EDITORIAL · WRITING · MAY 9, 2026 · 8 min

Four brainstorming apps Albert Einstein would have used if he'd had a Mac.

A working desk, not a tour. Four iPhone apps the App Comrade picks up when an idea is still half-formed — and a fifth we keep in case you'd rather start by writing.

The romance around brainstorming is that it happens on a napkin in a café in Vienna. The reality is that most useful thinking now happens on a phone, in the seven minutes between a meeting and a train, and the only equipment that matters is whatever opens fastest and gets out of the way.

A real brainstorming tool gets out of the way before you’ve decided what kind of thinking you’re doing. That’s the bar these four applications clear in different shapes — one as a capture surface, one as a room to argue with yourself in, one as a database for ideas that have grown shape, and one as the bridge that turns the residue of all three into a list of things you’ll actually do.

"A real brainstorming tool gets out of the way before you've decided what kind of thinking you're doing."

01 · APPLE

Drafts — the blank page that knows where to send the line you just wrote.

Apple

Drafts opens to an empty editor. No folders, no decisions, no welcome screen. You type, and what you've typed becomes a draft you can later send to a Markdown note, an email, a calendar event, a reminder, or a shared task list. That's the entire pitch — and it's the right pitch for the moment when an idea is still a sentence.

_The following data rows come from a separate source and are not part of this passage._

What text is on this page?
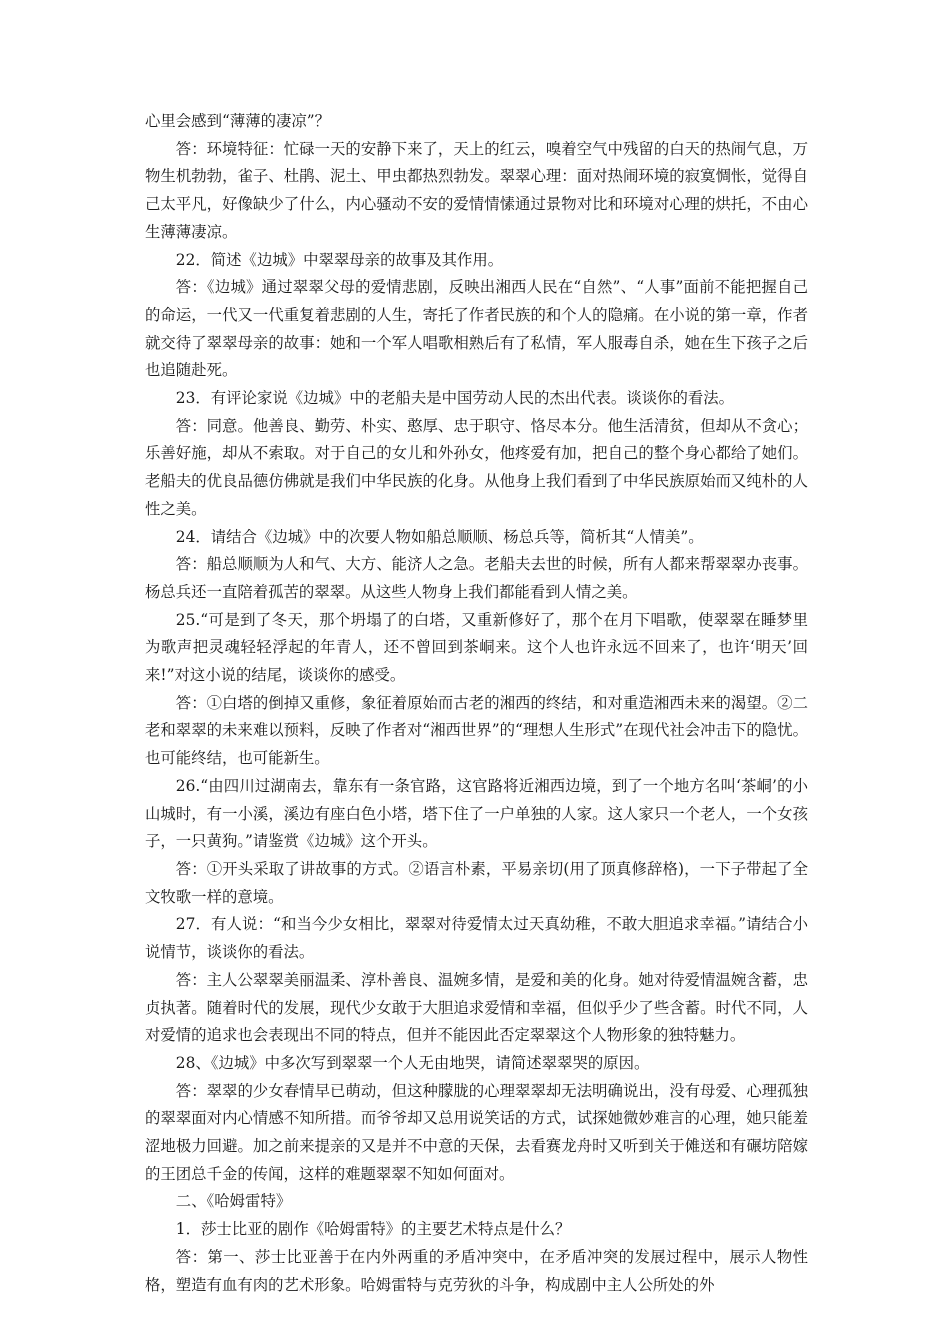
心里会感到“薄薄的凄凉”？

答：环境特征：忙碌一天的安静下来了，天上的红云，嗅着空气中残留的白天的热闹气息，万物生机勃勃，雀子、杜鹃、泥土、甲虫都热烈勃发。翠翠心理：面对热闹环境的寂寞惆怅，觉得自己太平凡，好像缺少了什么，内心骚动不安的爱情情愫通过景物对比和环境对心理的烘托，不由心生薄薄凄凉。

22．简述《边城》中翠翠母亲的故事及其作用。

答：《边城》通过翠翠父母的爱情悲剧，反映出湘西人民在“自然”、“人事”面前不能把握自己的命运，一代又一代重复着悲剧的人生，寄托了作者民族的和个人的隐痛。在小说的第一章，作者就交待了翠翠母亲的故事：她和一个军人唱歌相熟后有了私情，军人服毒自杀，她在生下孩子之后也追随赴死。

23．有评论家说《边城》中的老船夫是中国劳动人民的杰出代表。谈谈你的看法。

答：同意。他善良、勤劳、朴实、憨厚、忠于职守、恪尽本分。他生活清贫，但却从不贪心；乐善好施，却从不索取。对于自己的女儿和外孙女，他疼爱有加，把自己的整个身心都给了她们。老船夫的优良品德仿佛就是我们中华民族的化身。从他身上我们看到了中华民族原始而又纯朴的人性之美。

24．请结合《边城》中的次要人物如船总顺顺、杨总兵等，简析其“人情美”。

答：船总顺顺为人和气、大方、能济人之急。老船夫去世的时候，所有人都来帮翠翠办丧事。杨总兵还一直陪着孤苦的翠翠。从这些人物身上我们都能看到人情之美。

25.“可是到了冬天，那个坍塌了的白塔，又重新修好了，那个在月下唱歌，使翠翠在睡梦里为歌声把灵魂轻轻浮起的年青人，还不曾回到茶峒来。这个人也许永远不回来了，也许‘明天’回来!”对这小说的结尾，谈谈你的感受。

答：①白塔的倒掉又重修，象征着原始而古老的湘西的终结，和对重造湘西未来的渴望。②二老和翠翠的未来难以预料，反映了作者对“湘西世界”的“理想人生形式”在现代社会冲击下的隐忧。也可能终结，也可能新生。

26.“由四川过湖南去，靠东有一条官路，这官路将近湘西边境，到了一个地方名叫‘茶峒’的小山城时，有一小溪，溪边有座白色小塔，塔下住了一户单独的人家。这人家只一个老人，一个女孩子，一只黄狗。”请鉴赏《边城》这个开头。

答：①开头采取了讲故事的方式。②语言朴素，平易亲切(用了顶真修辞格)，一下子带起了全文牧歌一样的意境。

27．有人说：“和当今少女相比，翠翠对待爱情太过天真幼稚，不敢大胆追求幸福。”请结合小说情节，谈谈你的看法。

答：主人公翠翠美丽温柔、淳朴善良、温婉多情，是爱和美的化身。她对待爱情温婉含蓄，忠贞执著。随着时代的发展，现代少女敢于大胆追求爱情和幸福，但似乎少了些含蓄。时代不同，人对爱情的追求也会表现出不同的特点，但并不能因此否定翠翠这个人物形象的独特魅力。

28、《边城》中多次写到翠翠一个人无由地哭，请简述翠翠哭的原因。

答：翠翠的少女春情早已萌动，但这种朦胧的心理翠翠却无法明确说出，没有母爱、心理孤独的翠翠面对内心情感不知所措。而爷爷却又总用说笑话的方式，试探她微妙难言的心理，她只能羞涩地极力回避。加之前来提亲的又是并不中意的天保，去看赛龙舟时又听到关于傩送和有碾坊陪嫁的王团总千金的传闻，这样的难题翠翠不知如何面对。

二、《哈姆雷特》

1．莎士比亚的剧作《哈姆雷特》的主要艺术特点是什么？

答：第一、莎士比亚善于在内外两重的矛盾冲突中，在矛盾冲突的发展过程中，展示人物性格，塑造有血有肉的艺术形象。哈姆雷特与克劳狄的斗争，构成剧中主人公所处的外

Where Drafts earns its place in this list is the action machinery: a published library of scripts that turn a paragraph into a Things task, a Bear note, a Slack message, an Apple Reminder, or a literal piece of MIDI. Most of the actions are user-contributed; the good ones are ruthless about doing exactly one thing. The app is free to capture in, Pro to script in, and the Pro tier is the cheapest way we know to automate "I'm not sure yet what this is" into "it's now in three places at once."

Read the full Drafts review →

02 · APPLE

Bear — markdown thinking with a typography habit.

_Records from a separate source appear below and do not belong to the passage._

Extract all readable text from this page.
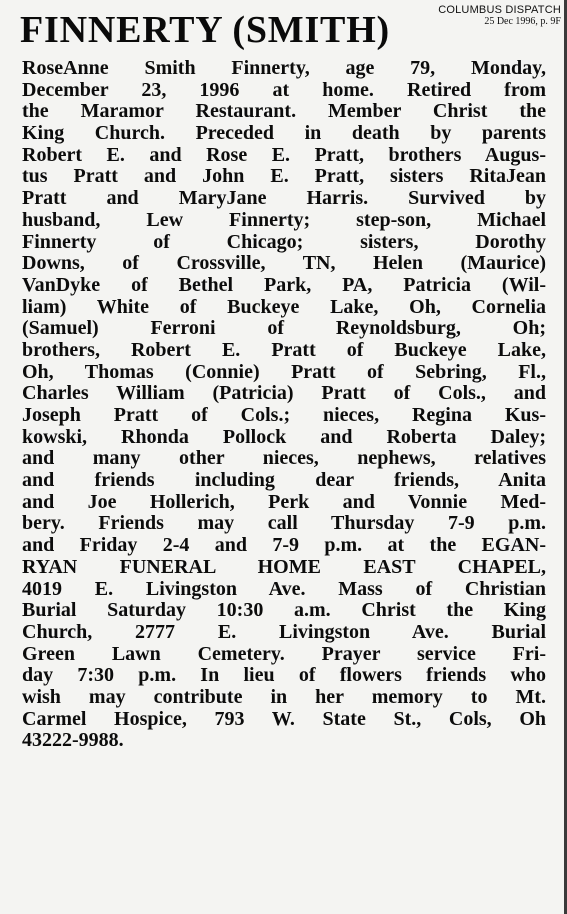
COLUMBUS DISPATCH
25 Dec 1996, p. 9F
FINNERTY (SMITH)
RoseAnne Smith Finnerty, age 79, Monday,
December 23, 1996 at home. Retired from
the Maramor Restaurant. Member Christ the
King Church. Preceded in death by parents
Robert E. and Rose E. Pratt, brothers Augus-
tus Pratt and John E. Pratt, sisters RitaJean
Pratt and MaryJane Harris. Survived by
husband, Lew Finnerty; step-son, Michael
Finnerty of Chicago; sisters, Dorothy
Downs, of Crossville, TN, Helen (Maurice)
VanDyke of Bethel Park, PA, Patricia (Wil-
liam) White of Buckeye Lake, Oh, Cornelia
(Samuel) Ferroni of Reynoldsburg, Oh;
brothers, Robert E. Pratt of Buckeye Lake,
Oh, Thomas (Connie) Pratt of Sebring, Fl.,
Charles William (Patricia) Pratt of Cols., and
Joseph Pratt of Cols.; nieces, Regina Kus-
kowski, Rhonda Pollock and Roberta Daley;
and many other nieces, nephews, relatives
and friends including dear friends, Anita
and Joe Hollerich, Perk and Vonnie Med-
bery. Friends may call Thursday 7-9 p.m.
and Friday 2-4 and 7-9 p.m. at the EGAN-
RYAN FUNERAL HOME EAST CHAPEL,
4019 E. Livingston Ave. Mass of Christian
Burial Saturday 10:30 a.m. Christ the King
Church, 2777 E. Livingston Ave. Burial
Green Lawn Cemetery. Prayer service Fri-
day 7:30 p.m. In lieu of flowers friends who
wish may contribute in her memory to Mt.
Carmel Hospice, 793 W. State St., Cols, Oh
43222-9988.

Bear - Markdown Notes Apple

Where Drafts is the inbox, Bear is the room. It's a Markdown note app with a serious typography practice: real serif faces, a distraction-free editor, and link previews that don't break the visual rhythm. The hashtag system replaces folders — #thesis, #thesis/relativity, #playground/half-baked — and every tag you use becomes navigation.

Bear is at its best when you're brainstorming around a line of argument rather than a list of tasks. You type a paragraph, link to three earlier notes, drop in an image, and Bear keeps the structure legible without forcing you to commit to a hierarchy first. iCloud sync is fast, the Mac and iPhone editors agree on every keystroke, and the iOS share sheet feeds new fragments in from Safari and Drafts without ceremony.

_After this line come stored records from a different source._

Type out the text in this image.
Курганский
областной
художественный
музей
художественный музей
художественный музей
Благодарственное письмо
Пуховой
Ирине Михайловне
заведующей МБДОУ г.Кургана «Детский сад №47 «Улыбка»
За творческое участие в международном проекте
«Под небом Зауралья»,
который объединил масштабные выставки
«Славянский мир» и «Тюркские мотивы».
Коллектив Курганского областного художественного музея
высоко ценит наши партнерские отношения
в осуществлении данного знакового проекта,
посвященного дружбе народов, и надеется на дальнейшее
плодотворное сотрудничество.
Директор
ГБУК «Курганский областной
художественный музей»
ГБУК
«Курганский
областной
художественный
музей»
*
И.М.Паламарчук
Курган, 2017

Read the full Bear - Markdown Notes review →

03 · APPLE

Notion — when the brainstorm needs a database underneath it.

Notion: Notes, Tasks, AI Apple

Notion is the heavy machinery in this list. You can absolutely brainstorm in Notion the way you brainstorm anywhere else — type into a blank page, ignore the toolbar — and it works fine. The reason it's here is what happens after the page is full: the toggle into a database view, the cross-page references, the property tagging, the linked block that lives in three places at once.

Bring Notion into a brainstorm when the ideas you're collecting have shape — a research project with sources, a product spec with constraints, a class outline with weeks. Don't bring it in when the answer is a poem. The mobile editor is now usable on iPhone in a way it wasn't two years ago, and the AI features are useful for compressing a long unstructured page into a short ordered one once the brainstorm is over.

Read the full Notion: Notes, Tasks, AI review →

04 · APPLE

Things 3 — the place ideas go when they need to become Tuesday.

Apple

Things isn't a brainstorming app. It's the room next door. Once one of those Drafts captures or Bear paragraphs has a verb in it ("call the registrar", "draft the cover letter", "write the part about Mercury"), Things is where it goes to actually become a thing that gets done.

We mention it in a brainstorm article because every serious brainstorm produces residue — small, scheduleable jobs that only matter if they survive contact with next Tuesday. Things' Magic Plus, area structure, and dead-simple Today list are the cleanest mechanism we've seen for that handoff. Pair it with the Drafts "send to Things" action and the loop closes itself.

Read the full Things 3 review →

THE BOTTOM LINE

Pick two of these, not four. Drafts is the inbox; Bear is the room; Notion is the database; Things is the next-Tuesday list. Most people brainstorming on an iPhone need an inbox plus exactly one of the other three, and the choice depends on whether the ideas you're collecting want a line of argument, a structure, or a deadline.

Einstein, given a Mac, would have used Drafts. We're confident.